'Home Again' squeaks by as 'romcom'
By Martha K. Baker
Home Again almost begs to be made fun of. It encourages the critic in everyone to have a field day with adjectives describing its mediocrity, with phrases applied like plasters to its clumsiness, with capital letters to proclaim its failure as an end-of-summer romantic comedy, known by the conflation "romcom." should be called "Three Men and a MILF," the latter an acronym for "Mothers I'd like to [ahem] Fornicate." Alice recently removed to L.A. from N.Y.C. She's separated from an egoist and trying to make it as a designer while living in her filmmaker father's fabulous old house. The three young men are screenwriters and actors trying to make it in Hollywood. The quartet meets as Alice celebrates her 40th birthday, and, based on Alice's mother's nudging, the threesome ends up living in her guest house. They end up loving Alice, one of them intimately, and her kids and her life, the one she's still trying to get a handle on. Then her soon-to-be-ex shows up and farce ensues. Not good farce. Farce with a lot of pregnant pauses plus Johnny Mathes singing "Chances Are."

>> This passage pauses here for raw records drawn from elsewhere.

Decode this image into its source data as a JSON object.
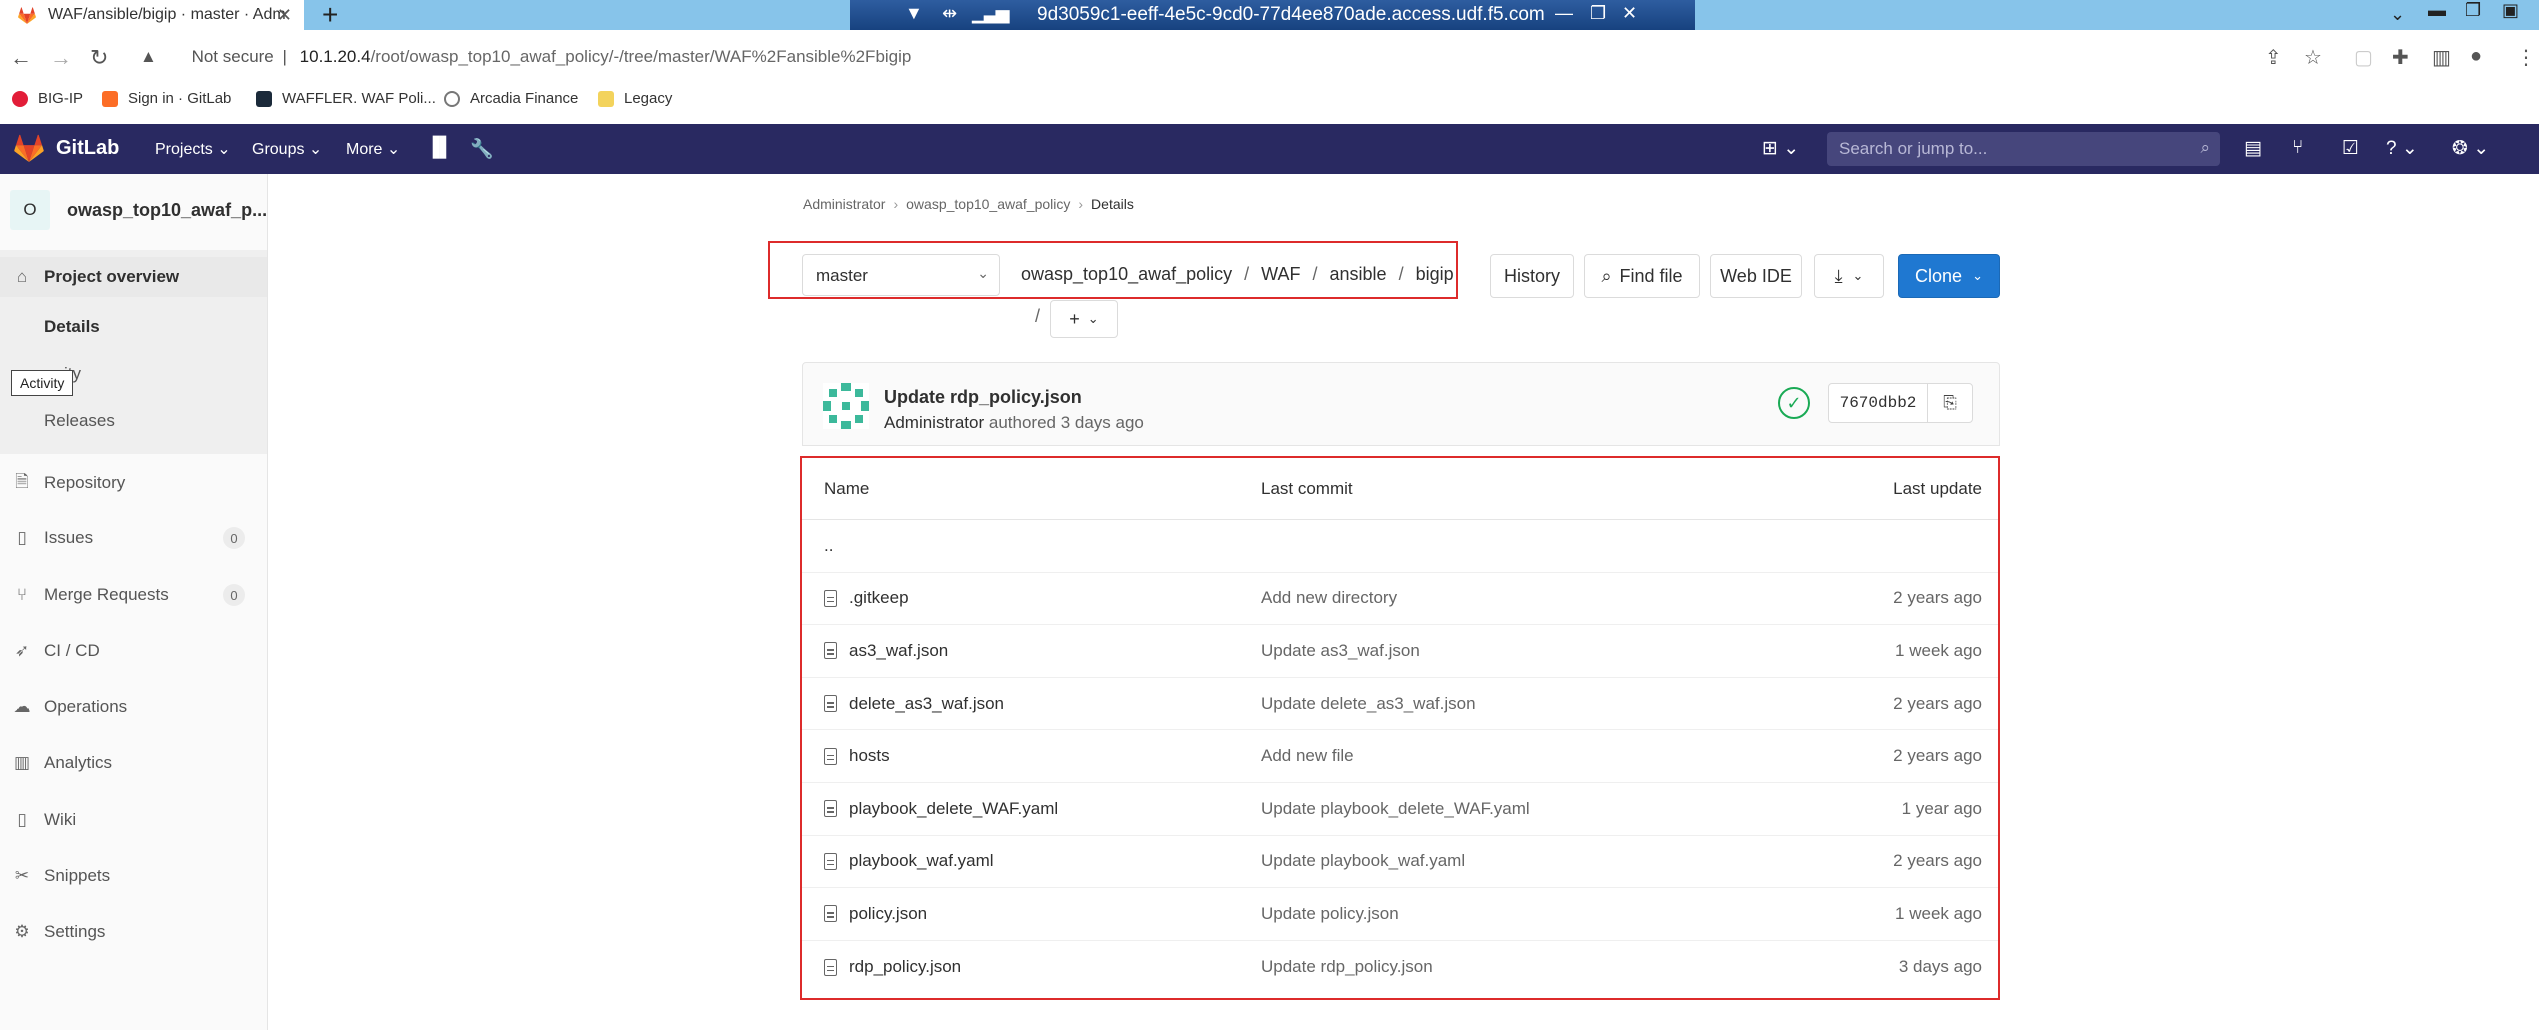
{
  "browser": {
    "tab_title": "WAF/ansible/bigip · master · Adm",
    "tab_close": "✕",
    "new_tab": "+",
    "remote_host": "9d3059c1-eeff-4e5c-9cd0-77d4ee870ade.access.udf.f5.com",
    "security_label": "Not secure",
    "url_host": "10.1.20.4",
    "url_path": "/root/owasp_top10_awaf_policy/-/tree/master/WAF%2Fansible%2Fbigip"
  },
  "bookmarks": [
    {
      "label": "BIG-IP",
      "color": "#e21d38"
    },
    {
      "label": "Sign in · GitLab",
      "color": "#fc6d26"
    },
    {
      "label": "WAFFLER. WAF Poli...",
      "color": "#1b2a3a"
    },
    {
      "label": "Arcadia Finance",
      "color": "#777777"
    },
    {
      "label": "Legacy",
      "color": "#f3d35c"
    }
  ],
  "gitlab": {
    "brand": "GitLab",
    "nav": [
      "Projects",
      "Groups",
      "More"
    ],
    "search_placeholder": "Search or jump to..."
  },
  "sidebar": {
    "project_initial": "O",
    "project_name": "owasp_top10_awaf_p...",
    "items": [
      {
        "label": "Project overview",
        "icon": "home-icon"
      },
      {
        "label": "Repository",
        "icon": "document-icon"
      },
      {
        "label": "Issues",
        "icon": "issues-icon",
        "count": "0"
      },
      {
        "label": "Merge Requests",
        "icon": "merge-request-icon",
        "count": "0"
      },
      {
        "label": "CI / CD",
        "icon": "rocket-icon"
      },
      {
        "label": "Operations",
        "icon": "cloud-gear-icon"
      },
      {
        "label": "Analytics",
        "icon": "chart-icon"
      },
      {
        "label": "Wiki",
        "icon": "book-icon"
      },
      {
        "label": "Snippets",
        "icon": "scissors-icon"
      },
      {
        "label": "Settings",
        "icon": "gear-icon"
      }
    ],
    "sub_items": [
      "Details",
      "Activity",
      "Releases"
    ],
    "tooltip": "Activity",
    "activity_visible": "ity"
  },
  "breadcrumb": [
    "Administrator",
    "owasp_top10_awaf_policy",
    "Details"
  ],
  "repo": {
    "branch": "master",
    "path": [
      "owasp_top10_awaf_policy",
      "WAF",
      "ansible",
      "bigip"
    ],
    "add_label": "+",
    "buttons": {
      "history": "History",
      "find_file": "Find file",
      "web_ide": "Web IDE",
      "clone": "Clone"
    }
  },
  "commit": {
    "title": "Update rdp_policy.json",
    "author": "Administrator",
    "authored": "authored 3 days ago",
    "sha": "7670dbb2",
    "status_color": "#1aaa55"
  },
  "table": {
    "headers": [
      "Name",
      "Last commit",
      "Last update"
    ],
    "parent_dir": "..",
    "rows": [
      {
        "name": ".gitkeep",
        "commit": "Add new directory",
        "updated": "2 years ago"
      },
      {
        "name": "as3_waf.json",
        "commit": "Update as3_waf.json",
        "updated": "1 week ago"
      },
      {
        "name": "delete_as3_waf.json",
        "commit": "Update delete_as3_waf.json",
        "updated": "2 years ago"
      },
      {
        "name": "hosts",
        "commit": "Add new file",
        "updated": "2 years ago"
      },
      {
        "name": "playbook_delete_WAF.yaml",
        "commit": "Update playbook_delete_WAF.yaml",
        "updated": "1 year ago"
      },
      {
        "name": "playbook_waf.yaml",
        "commit": "Update playbook_waf.yaml",
        "updated": "2 years ago"
      },
      {
        "name": "policy.json",
        "commit": "Update policy.json",
        "updated": "1 week ago"
      },
      {
        "name": "rdp_policy.json",
        "commit": "Update rdp_policy.json",
        "updated": "3 days ago"
      }
    ]
  },
  "colors": {
    "header_bg": "#292961",
    "primary": "#1f78d1",
    "highlight": "#dd2b2b"
  }
}
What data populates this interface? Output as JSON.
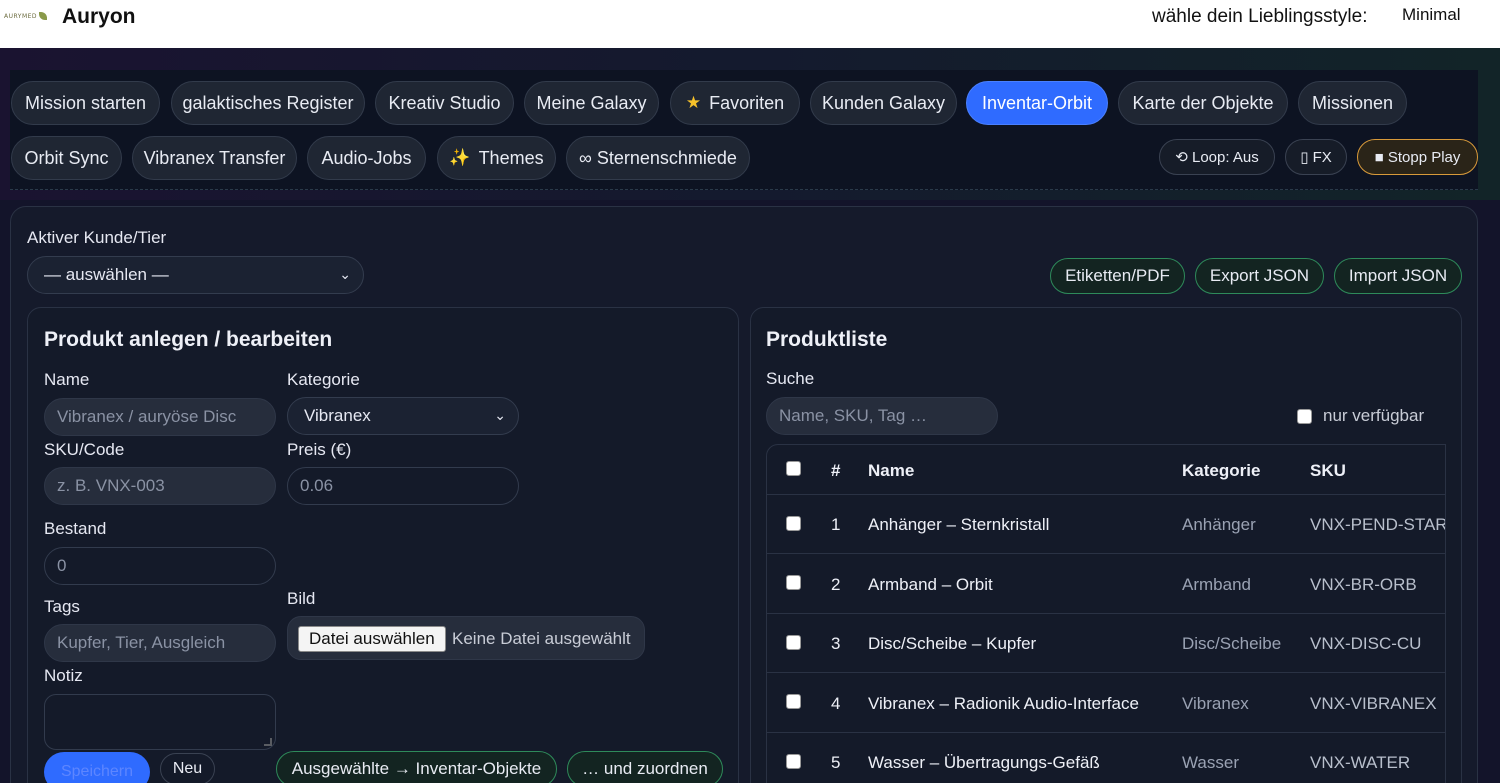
{
  "header": {
    "logo_text": "AURYMED",
    "brand": "Auryon",
    "style_label": "wähle dein Lieblingsstyle:",
    "style_value": "Minimal"
  },
  "nav": {
    "row1": [
      {
        "label": "Mission starten"
      },
      {
        "label": "galaktisches Register"
      },
      {
        "label": "Kreativ Studio"
      },
      {
        "label": "Meine Galaxy"
      },
      {
        "label": "Favoriten",
        "icon": "★"
      },
      {
        "label": "Kunden Galaxy"
      },
      {
        "label": "Inventar-Orbit",
        "active": true
      },
      {
        "label": "Karte der Objekte"
      },
      {
        "label": "Missionen"
      }
    ],
    "row2": [
      {
        "label": "Orbit Sync"
      },
      {
        "label": "Vibranex Transfer"
      },
      {
        "label": "Audio-Jobs"
      },
      {
        "label": "Themes",
        "icon": "✨"
      },
      {
        "label": "∞ Sternenschmiede"
      }
    ],
    "controls": {
      "loop": "⟲ Loop: Aus",
      "fx": "▯ FX",
      "stop": "■ Stopp Play"
    }
  },
  "customer": {
    "label": "Aktiver Kunde/Tier",
    "select_value": "— auswählen —"
  },
  "actions": {
    "labels_pdf": "Etiketten/PDF",
    "export_json": "Export JSON",
    "import_json": "Import JSON"
  },
  "form": {
    "title": "Produkt anlegen / bearbeiten",
    "name_label": "Name",
    "name_placeholder": "Vibranex / auryöse Disc",
    "category_label": "Kategorie",
    "category_value": "Vibranex",
    "sku_label": "SKU/Code",
    "sku_placeholder": "z. B. VNX-003",
    "price_label": "Preis (€)",
    "price_placeholder": "0.06",
    "stock_label": "Bestand",
    "stock_placeholder": "0",
    "tags_label": "Tags",
    "tags_placeholder": "Kupfer, Tier, Ausgleich",
    "image_label": "Bild",
    "file_button": "Datei auswählen",
    "file_status": "Keine Datei ausgewählt",
    "note_label": "Notiz",
    "save_button": "Speichern",
    "new_button": "Neu",
    "to_inventory_button": "Ausgewählte → Inventar-Objekte",
    "assign_button": "… und zuordnen"
  },
  "list": {
    "title": "Produktliste",
    "search_label": "Suche",
    "search_placeholder": "Name, SKU, Tag …",
    "available_only": "nur verfügbar",
    "columns": [
      "#",
      "Name",
      "Kategorie",
      "SKU"
    ],
    "rows": [
      {
        "n": "1",
        "name": "Anhänger – Sternkristall",
        "category": "Anhänger",
        "sku": "VNX-PEND-STAR"
      },
      {
        "n": "2",
        "name": "Armband – Orbit",
        "category": "Armband",
        "sku": "VNX-BR-ORB"
      },
      {
        "n": "3",
        "name": "Disc/Scheibe – Kupfer",
        "category": "Disc/Scheibe",
        "sku": "VNX-DISC-CU"
      },
      {
        "n": "4",
        "name": "Vibranex – Radionik Audio-Interface",
        "category": "Vibranex",
        "sku": "VNX-VIBRANEX"
      },
      {
        "n": "5",
        "name": "Wasser – Übertragungs-Gefäß",
        "category": "Wasser",
        "sku": "VNX-WATER"
      }
    ]
  }
}
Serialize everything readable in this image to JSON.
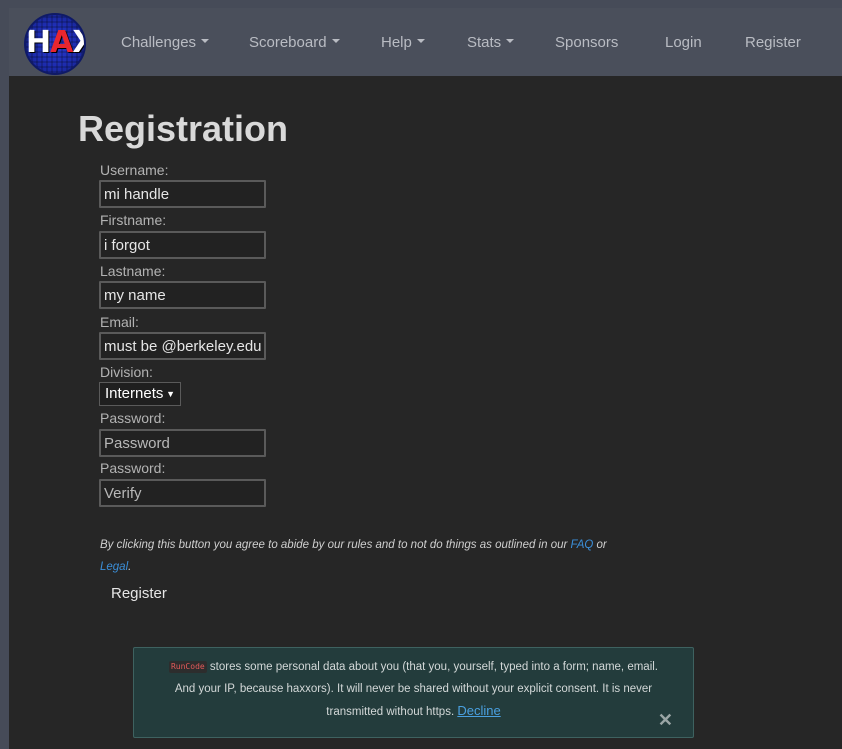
{
  "nav": {
    "logo_text_left": "H",
    "logo_text_mid": "A",
    "logo_text_right": "X",
    "items": [
      {
        "label": "Challenges",
        "dropdown": true
      },
      {
        "label": "Scoreboard",
        "dropdown": true
      },
      {
        "label": "Help",
        "dropdown": true
      },
      {
        "label": "Stats",
        "dropdown": true
      },
      {
        "label": "Sponsors",
        "dropdown": false
      },
      {
        "label": "Login",
        "dropdown": false
      },
      {
        "label": "Register",
        "dropdown": false
      }
    ]
  },
  "form": {
    "title": "Registration",
    "username_label": "Username:",
    "username_value": "mi handle",
    "firstname_label": "Firstname:",
    "firstname_value": "i forgot",
    "lastname_label": "Lastname:",
    "lastname_value": "my name",
    "email_label": "Email:",
    "email_value": "must be @berkeley.edu",
    "division_label": "Division:",
    "division_value": "Internets",
    "password_label": "Password:",
    "password_placeholder": "Password",
    "verify_label": "Password:",
    "verify_placeholder": "Verify",
    "terms_text": "By clicking this button you agree to abide by our rules and to not do things as outlined in our",
    "terms_faq": "FAQ",
    "terms_or": "or",
    "terms_legal": "Legal",
    "terms_period": ".",
    "submit_label": "Register"
  },
  "cookie": {
    "brand": "RunCode",
    "text": "stores some personal data about you (that you, yourself, typed into a form; name, email. And your IP, because haxxors). It will never be shared without your explicit consent. It is never transmitted without https.",
    "decline": "Decline",
    "close": "✕"
  },
  "colors": {
    "navbar": "#4a4f5b",
    "page_bg": "#262626",
    "link": "#3b8fd9",
    "cookie_bg": "#233c3c"
  }
}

Some of the blame for this flaccid film has to go to the cast. Jon Rudnitsky is the best of the three men, and Nat Wolf is passable, but Pico Alexander is just not ready for prime time. Michael Sheen must have had a mortgage payment due, and Witherspoon, who hasn't been very good since Election in 1999, phones in her lines from a flip phone. Lake Bell is steady as the termagant, but what is Candace Bergen doing here besides raising the level of professionalism?
Home Again tries to be a hurray for Hollywood, with the boy troika of filmmakers longing to make a good movie. This isn't it. Most of the blame goes to Hallie Myers-Shyer, who used the kiss-cam too often. Myers-Shyer wrote that one young man was happy to let the steam out of old Alice's kettle. Home Again never had any steam. Let it go. Just keep walking.